Microsoft CEO Satya Nadella invited me for an informal chat with him at Davos this year. I was expecting a nerdy CEO with a supercilious air. After all, he was the boss of America's fourth largest company, its third most valuable, a pioneer of the computer revolution which changed the world.
He was none of that. I found a person who was gentle, self-effacing but doggedly committed to his mission. There was a monk-like quality about him, a clarity of thought and zeal.
Here is a man who is not only out to transform his company but also the world. He feels he's in the business of empowerment. He wants to create technology so that others can create more technology.
For him, work cannot be transactional, it must have meaning. It is not just about creating shareholder value but about making a difference to the world around us. Only then can one justify spending more time at work than with one's loved ones.
In all this, the Hyderabad-born CEO who left India at 21 to study at the University of Wisconsin-Milwaukee is unique in that he's not as obsessed by quarterly earnings as he is about transformation. Quite unusually, he's chosen to write a book mid-career: titled Hit Refresh, it reflects on what he's going through rather than the standard "look backs" on retirement. He's finding it quite cathartic.
As we head out into an increasingly uncertain future where technology is moving towards greater artificial intelligence and society is gravitating towards more leisure, reading his book (we carry exclusive excerpts in this issue) is like diving into a deep blue ocean of ideas and opportunities.
India Today cover story, Satya Nadella: Beyond the Cloud, for October 2, 2017.
A team of editors, led by group editorial director Raj Chengappa, went to Redmond, Washington, to meet Nadella and understand the company to which he has dedicated a quarter century. They found an exciting new world where the future is being reinvented through the world of mixed reality.

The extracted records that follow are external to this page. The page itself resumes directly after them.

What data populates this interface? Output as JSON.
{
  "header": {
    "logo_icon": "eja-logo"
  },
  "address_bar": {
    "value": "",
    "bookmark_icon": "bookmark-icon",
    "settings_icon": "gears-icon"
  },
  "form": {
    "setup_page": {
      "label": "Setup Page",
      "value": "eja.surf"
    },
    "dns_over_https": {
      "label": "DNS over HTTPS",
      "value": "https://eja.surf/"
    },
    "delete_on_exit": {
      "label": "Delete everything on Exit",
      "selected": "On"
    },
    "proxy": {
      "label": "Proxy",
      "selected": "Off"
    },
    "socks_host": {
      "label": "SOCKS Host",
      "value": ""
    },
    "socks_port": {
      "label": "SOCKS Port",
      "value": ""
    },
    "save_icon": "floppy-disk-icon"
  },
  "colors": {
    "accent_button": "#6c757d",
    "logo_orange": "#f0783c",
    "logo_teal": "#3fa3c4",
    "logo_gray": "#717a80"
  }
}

He introduced our team to advances in artificial intelligence. The last frontier which he got everyone excited about was quantum computing. Nadella talked about India, where he believes the smartphone revolution has to go beyond the obsession with ABCD - Astrology, Bollywood, Cricket and Darshan-which can happen only when technology is used in a broad-spectrum way within the local economy.

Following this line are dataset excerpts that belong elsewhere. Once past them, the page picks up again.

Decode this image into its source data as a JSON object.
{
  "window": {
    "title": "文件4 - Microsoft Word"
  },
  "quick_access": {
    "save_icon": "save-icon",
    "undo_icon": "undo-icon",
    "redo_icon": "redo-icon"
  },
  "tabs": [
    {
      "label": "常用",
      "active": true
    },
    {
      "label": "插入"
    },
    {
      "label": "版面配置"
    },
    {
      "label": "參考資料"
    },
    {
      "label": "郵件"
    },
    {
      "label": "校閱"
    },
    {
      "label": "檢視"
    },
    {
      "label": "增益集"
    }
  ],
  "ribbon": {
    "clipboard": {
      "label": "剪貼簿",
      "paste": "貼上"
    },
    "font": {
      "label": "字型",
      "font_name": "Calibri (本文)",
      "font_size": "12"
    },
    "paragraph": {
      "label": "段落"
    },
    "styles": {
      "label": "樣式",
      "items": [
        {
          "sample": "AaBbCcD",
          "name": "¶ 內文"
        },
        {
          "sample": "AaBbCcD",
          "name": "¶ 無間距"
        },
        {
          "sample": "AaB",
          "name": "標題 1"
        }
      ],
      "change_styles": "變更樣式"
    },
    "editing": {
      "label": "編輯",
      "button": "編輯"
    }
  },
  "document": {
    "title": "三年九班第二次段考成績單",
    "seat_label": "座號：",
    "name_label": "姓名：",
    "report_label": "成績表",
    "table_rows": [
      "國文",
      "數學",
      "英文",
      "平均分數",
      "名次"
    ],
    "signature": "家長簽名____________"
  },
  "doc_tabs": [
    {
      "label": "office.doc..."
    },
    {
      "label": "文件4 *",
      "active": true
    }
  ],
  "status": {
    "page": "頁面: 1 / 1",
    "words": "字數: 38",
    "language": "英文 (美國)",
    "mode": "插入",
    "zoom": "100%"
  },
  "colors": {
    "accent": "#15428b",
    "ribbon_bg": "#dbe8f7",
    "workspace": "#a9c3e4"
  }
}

Since taking over from Steve Ballmer as Microsoft CEO in 2014, Nadella has grown the company by sticking to its core principles. He has saved the company from fading into irrelevance in the era of smartphones by focusing on cloud computing and augmented reality. He has expanded shrewdly, paying $26.2 billion for the professional network, LinkedIn. He has succeeded by embracing the skills that the new world requires-focusing on an innovation mindset, where leaders make it their mission to learn new things, even though they know they won't succeed in all of them.

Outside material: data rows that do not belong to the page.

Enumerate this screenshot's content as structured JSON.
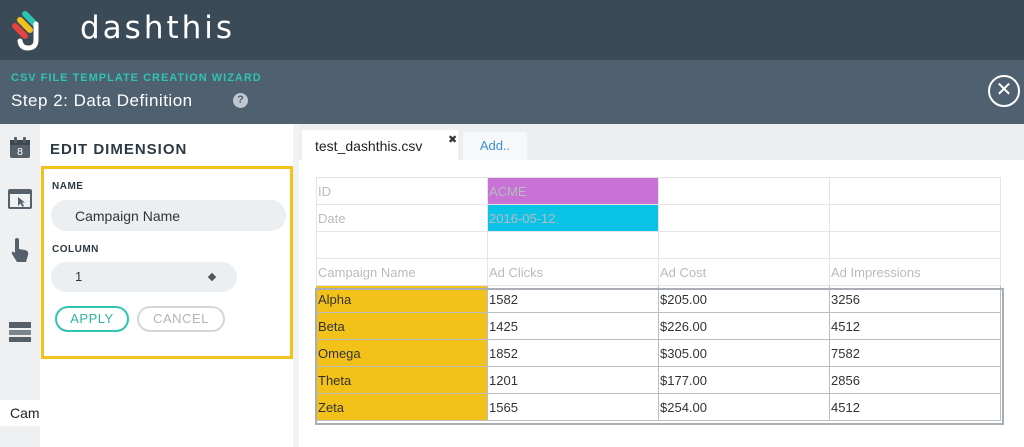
{
  "app": {
    "logo_text": "dashthis"
  },
  "wizard": {
    "kicker": "CSV FILE TEMPLATE CREATION WIZARD",
    "title": "Step 2: Data Definition",
    "help_glyph": "?",
    "close_glyph": "✕"
  },
  "rail": {
    "partial_label": "Cam"
  },
  "edit": {
    "title": "EDIT DIMENSION",
    "name_label": "NAME",
    "name_value": "Campaign Name",
    "column_label": "COLUMN",
    "column_value": "1",
    "apply_label": "APPLY",
    "cancel_label": "CANCEL",
    "highlight_color": "#f2c21b"
  },
  "tabs": {
    "active_label": "test_dashthis.csv",
    "close_glyph": "✖",
    "add_label": "Add.."
  },
  "sheet": {
    "meta_rows": [
      {
        "label": "ID",
        "value": "ACME"
      },
      {
        "label": "Date",
        "value": "2016-05-12"
      }
    ],
    "headers": [
      "Campaign Name",
      "Ad Clicks",
      "Ad Cost",
      "Ad Impressions"
    ],
    "rows": [
      [
        "Alpha",
        "1582",
        "$205.00",
        "3256"
      ],
      [
        "Beta",
        "1425",
        "$226.00",
        "4512"
      ],
      [
        "Omega",
        "1852",
        "$305.00",
        "7582"
      ],
      [
        "Theta",
        "1201",
        "$177.00",
        "2856"
      ],
      [
        "Zeta",
        "1565",
        "$254.00",
        "4512"
      ]
    ],
    "colors": {
      "id": "#c772d4",
      "date": "#0bc3e6",
      "dimension": "#f2c21b"
    }
  }
}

Microsoft's mission statement was once, in Bill Gates's words, "A personal computer on every desk and in every home, running Microsoft software." Nadella has altered it to: "Empower every person and every organisation on the planet to achieve more."
Our editors say Indian philosophy seems to have deeply influenced him, especially when he talks about rediscovering the soul of Microsoft. While Chengappa hasn't quite become a Microsoftie, he does believe that with Nadella at the helm, the world is better viewed through a window rather than a mirror. I couldn't agree more.
(India Today Editor-in-Chief's note for cover story, Satya Nadella: Beyond the Cloud; October 2, 2017.)